In an ideal world, that kind of thinking might appear logical. But to those in the rough and tumble world of economic development it’s called something else: “Fantasyland.”

That was a basic message from local economic developers and a national site locator who delivered a reality check to members of the Maryland Business and Tax Reform Commission who met Dec. 3 to discuss the state’s current menu of tax credits and business incentives.

“I wish they would focus on the strengths that Maryland has, but that’s simply not the case,” David Ianucci, executive director of Baltimore County Economic Development, said of business prospects he has dealt with.

“Economic development is a full-contact sport,” said Vernon Thompson, director of the Cecil County Office of Economic Development. “Maryland’s traditional strengths only get you to the table.”

Once a state is on a company’s list of potential locations for an expanding or new operation, “at the end of the process it all boils down to cost. That’s where the incentives matter,” said Jay Biggins, executive managing director of Biggins Lacy Shapiro & Company, one of North America’s largest site selection and incentives advisory firms.

“Incentives are pricing tools,” he said. “We understand the public perceptions of incentives,” he said. “But I can tell you that they make a difference.”

Overcoming perceptions
Maryland needs tax credits and other incentives to overcome perceptions in the national business community that Maryland has higher taxes, higher costs of operation, based on labor, energy and other factors; and a heavy regulatory climate, according to economic developers.

When it comes to competing for business locations, getting on the list and staying on the list are two different things.
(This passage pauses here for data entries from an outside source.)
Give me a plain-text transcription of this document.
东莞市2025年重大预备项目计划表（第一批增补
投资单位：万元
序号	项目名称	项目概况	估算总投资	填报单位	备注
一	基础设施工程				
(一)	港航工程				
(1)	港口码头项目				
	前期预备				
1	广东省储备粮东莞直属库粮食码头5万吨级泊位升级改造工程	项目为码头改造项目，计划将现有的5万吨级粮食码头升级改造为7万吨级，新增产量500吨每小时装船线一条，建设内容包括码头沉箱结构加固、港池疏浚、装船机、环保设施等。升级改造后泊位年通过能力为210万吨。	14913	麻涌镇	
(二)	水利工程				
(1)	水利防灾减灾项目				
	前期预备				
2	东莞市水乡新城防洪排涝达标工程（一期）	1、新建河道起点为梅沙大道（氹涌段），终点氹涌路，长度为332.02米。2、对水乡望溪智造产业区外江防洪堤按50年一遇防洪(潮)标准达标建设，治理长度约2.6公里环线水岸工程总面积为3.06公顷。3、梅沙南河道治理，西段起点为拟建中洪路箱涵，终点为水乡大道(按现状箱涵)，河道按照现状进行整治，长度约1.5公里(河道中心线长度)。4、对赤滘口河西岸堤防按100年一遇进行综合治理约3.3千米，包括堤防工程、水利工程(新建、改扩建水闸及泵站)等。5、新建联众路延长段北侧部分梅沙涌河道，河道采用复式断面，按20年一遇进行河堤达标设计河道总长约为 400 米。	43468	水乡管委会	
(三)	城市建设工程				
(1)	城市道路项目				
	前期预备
“It’s primarily the market that dictates decisions,” Biggins said.

Maryland’s incentives include tax credits for renovating historic buildings, locating in enterprise zone and brownfields, creating jobs, and investing in bioscience or research and development.

They are useful, as far as they go, but they “are not unique,” said Biggins. “Maryland has fallen off some long lists for that reason.”

How can the state improve its business incentives? Maryland needs tools that are large enough.

“Maryland’s incentives are already lower than most. Many states are willing to invest significantly more to retain and lure businesses,” Biggins said. He suggested raising the caps on some of the state’s most effective business tax credits. Local economic developers also suggested developing “more flexible and surgical” incentives.

One basic question
For many Maryland lawmakers, the issue of tax credits and other business incentives boils down to one basic question: Are they investments or not? I understand that lawmakers, faced with the daunting task of balancing a budget in a short period of time, are tempted to view tax credits and business incentives as simply a cost to be either grudgingly tolerated or eliminated from the state’s budget.

But we must fully grasp the notion that, especially in tough economic times, business incentives are not a luxury. They are critical tools to better position Maryland for growth on the other side of the recession.

As economic development experts tell us, tax credits actually work. They deliver business growth, jobs, and government revenue that exceeds the cost to the state.

There’s no question that Maryland comes to the economic development arena with significant assets, particularly in education and work force. But we must recognize that, rather than simply relying on these strengths to nurture business growth, we must build on them.

When it comes to business retention and attraction, Maryland’s economic developers operate in a highly competitive and contentious arena. We must consider giving them stronger tools to leverage our state’s strengths into economic growth.